Précisément, ce qu'Athanase a perçu c'est que l'Église pouvait vraiment être le "peuple de Dieu" c'est-à-dire venant de Dieu, allant à Dieu et fondé par Dieu, car elle était constituée par Dieu Lui-même, par Dieu fait chair. Et si nous devons aller à Dieu qui peut nous conduire à Dieu sinon Dieu Lui-même ? Donc, si le Christ n'est pas Dieu, Il ne peut pas nous conduire à Dieu. Il peut nous conduire à la hauteur de ses exemples, de sa vie extraordinaire, mais ce n'est pas encore Dieu. Par conséquent, l'Église, si elle n'est pas fondée par la personne divine du Christ, si elle n'est pas l'introduction le mouvement par lequel nous entrons dans la communion divine, l'Église ne sert à rien. Elle n'est pas ce qu'on croit.

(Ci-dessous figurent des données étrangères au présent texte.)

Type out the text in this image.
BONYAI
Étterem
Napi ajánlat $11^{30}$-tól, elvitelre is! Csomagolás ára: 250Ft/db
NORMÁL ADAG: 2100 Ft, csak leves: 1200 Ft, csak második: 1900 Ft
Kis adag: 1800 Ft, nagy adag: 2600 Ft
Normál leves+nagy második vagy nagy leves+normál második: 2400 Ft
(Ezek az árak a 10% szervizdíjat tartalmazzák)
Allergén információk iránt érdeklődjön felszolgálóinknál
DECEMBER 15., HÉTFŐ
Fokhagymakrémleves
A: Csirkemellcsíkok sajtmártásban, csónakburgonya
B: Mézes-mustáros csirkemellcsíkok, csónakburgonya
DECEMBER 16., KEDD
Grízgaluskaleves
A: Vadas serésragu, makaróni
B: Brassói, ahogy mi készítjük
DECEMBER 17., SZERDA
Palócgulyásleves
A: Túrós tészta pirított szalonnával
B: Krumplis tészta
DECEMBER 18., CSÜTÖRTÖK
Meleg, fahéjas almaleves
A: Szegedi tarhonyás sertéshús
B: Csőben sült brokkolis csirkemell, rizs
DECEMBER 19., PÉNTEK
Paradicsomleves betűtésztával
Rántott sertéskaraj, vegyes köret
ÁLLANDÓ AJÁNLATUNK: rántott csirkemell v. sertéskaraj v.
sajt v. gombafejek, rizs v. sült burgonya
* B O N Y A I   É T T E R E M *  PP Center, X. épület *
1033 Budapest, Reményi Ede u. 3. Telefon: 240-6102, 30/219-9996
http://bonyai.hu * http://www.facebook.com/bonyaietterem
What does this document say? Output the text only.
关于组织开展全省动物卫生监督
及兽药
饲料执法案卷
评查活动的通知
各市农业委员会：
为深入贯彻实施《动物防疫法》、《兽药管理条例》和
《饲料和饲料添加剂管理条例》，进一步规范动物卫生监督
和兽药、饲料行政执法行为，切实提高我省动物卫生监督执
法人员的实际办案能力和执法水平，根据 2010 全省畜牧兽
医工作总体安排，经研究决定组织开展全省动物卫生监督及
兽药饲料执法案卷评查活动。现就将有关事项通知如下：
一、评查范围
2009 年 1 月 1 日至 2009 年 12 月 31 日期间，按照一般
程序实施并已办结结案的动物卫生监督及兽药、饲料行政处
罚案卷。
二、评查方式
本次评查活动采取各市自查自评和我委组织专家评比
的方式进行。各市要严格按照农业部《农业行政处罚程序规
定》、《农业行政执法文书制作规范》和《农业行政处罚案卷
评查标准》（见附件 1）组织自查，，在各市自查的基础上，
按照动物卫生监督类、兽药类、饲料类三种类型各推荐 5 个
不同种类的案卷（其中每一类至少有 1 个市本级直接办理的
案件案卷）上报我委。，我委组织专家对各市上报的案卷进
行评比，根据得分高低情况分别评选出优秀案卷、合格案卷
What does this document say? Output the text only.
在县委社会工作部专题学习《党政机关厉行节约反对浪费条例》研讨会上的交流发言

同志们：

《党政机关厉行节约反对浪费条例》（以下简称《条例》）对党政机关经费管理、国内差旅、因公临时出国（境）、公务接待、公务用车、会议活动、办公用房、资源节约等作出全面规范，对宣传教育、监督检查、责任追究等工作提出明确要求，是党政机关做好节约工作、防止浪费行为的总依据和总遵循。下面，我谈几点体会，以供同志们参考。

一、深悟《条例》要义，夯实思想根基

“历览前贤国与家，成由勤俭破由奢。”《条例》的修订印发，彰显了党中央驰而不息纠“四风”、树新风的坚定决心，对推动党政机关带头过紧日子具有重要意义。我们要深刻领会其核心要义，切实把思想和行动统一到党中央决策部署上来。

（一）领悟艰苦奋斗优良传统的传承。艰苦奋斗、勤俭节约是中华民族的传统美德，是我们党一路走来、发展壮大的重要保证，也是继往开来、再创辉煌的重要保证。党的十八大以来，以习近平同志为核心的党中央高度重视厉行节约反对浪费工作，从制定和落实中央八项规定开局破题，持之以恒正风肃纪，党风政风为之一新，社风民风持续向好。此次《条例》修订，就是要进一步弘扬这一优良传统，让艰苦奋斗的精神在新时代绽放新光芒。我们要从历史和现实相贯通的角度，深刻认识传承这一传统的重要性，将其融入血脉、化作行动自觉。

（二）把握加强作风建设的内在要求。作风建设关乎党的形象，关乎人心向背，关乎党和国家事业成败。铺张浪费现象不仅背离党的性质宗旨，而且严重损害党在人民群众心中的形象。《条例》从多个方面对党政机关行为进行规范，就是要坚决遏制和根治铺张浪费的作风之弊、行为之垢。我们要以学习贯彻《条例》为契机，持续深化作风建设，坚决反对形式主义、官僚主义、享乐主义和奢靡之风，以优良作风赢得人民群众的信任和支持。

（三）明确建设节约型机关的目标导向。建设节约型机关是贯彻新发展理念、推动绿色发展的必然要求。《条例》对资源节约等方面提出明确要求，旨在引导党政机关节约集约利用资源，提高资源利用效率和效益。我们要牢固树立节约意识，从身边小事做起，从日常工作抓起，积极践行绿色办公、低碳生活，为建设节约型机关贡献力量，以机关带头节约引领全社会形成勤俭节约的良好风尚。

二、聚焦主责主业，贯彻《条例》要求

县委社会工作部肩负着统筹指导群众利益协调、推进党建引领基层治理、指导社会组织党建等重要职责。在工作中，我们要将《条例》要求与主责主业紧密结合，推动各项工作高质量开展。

Saint Athanase n'avait pas "à sauver la divinité du Christ", le Christ est Dieu, ce n'est pas aux hommes à sauver sa divinité, mais il avait à en sauver les conséquences, c'est-à-dire le fait que nous soyons vraiment le peuple qui appartient au Christ et qui appartient au Christ Fils de Dieu qui est le seul à nous faire voir le Père. Pour illustrer cela, je prendrai un texte de saint Athanase qui nous montre comment il a réagi sans cesse à ce sujet : "Celui qui souhaite voir Dieu, qui est par nature invisible et ne peut pas être vu, le connaît et le saisit par ses œuvres. De même celui dont l'esprit ne voit pas le Christ, qu'il cherche à le connaître par les œuvres de son corps et qu'il vérifie si elles sont d'un homme ou de Dieu. Si elles sont d'un homme, qu'il s'en moque. Mais s'il reconnaît qu'elles ne sont pas d'un homme mais bien de Dieu, qu'il ne rie plus de ce dont on ne se moque pas. Qu'il admire plutôt que les réalités divines nous soient apparues grâce à un procédé aussi simple, que par la mort l'immortalité se soit étendue à tous et que l'incarnation du Verbe nous ait fait connaître la Providence universelle et le Verbe même de Dieu qui en est le Conducteur et le démiurge, le créateur. Car, Il s'est Lui-même fait homme pour que nous soyons faits Dieu et Lui-même s'est rendu visible par son corps pour que nous ayons une idée du Père invisible. Il a supporté Lui-même les outrages et la mort venant de la part des hommes pour que nous ayons part à l'incorruptibilité et à l'immortalité."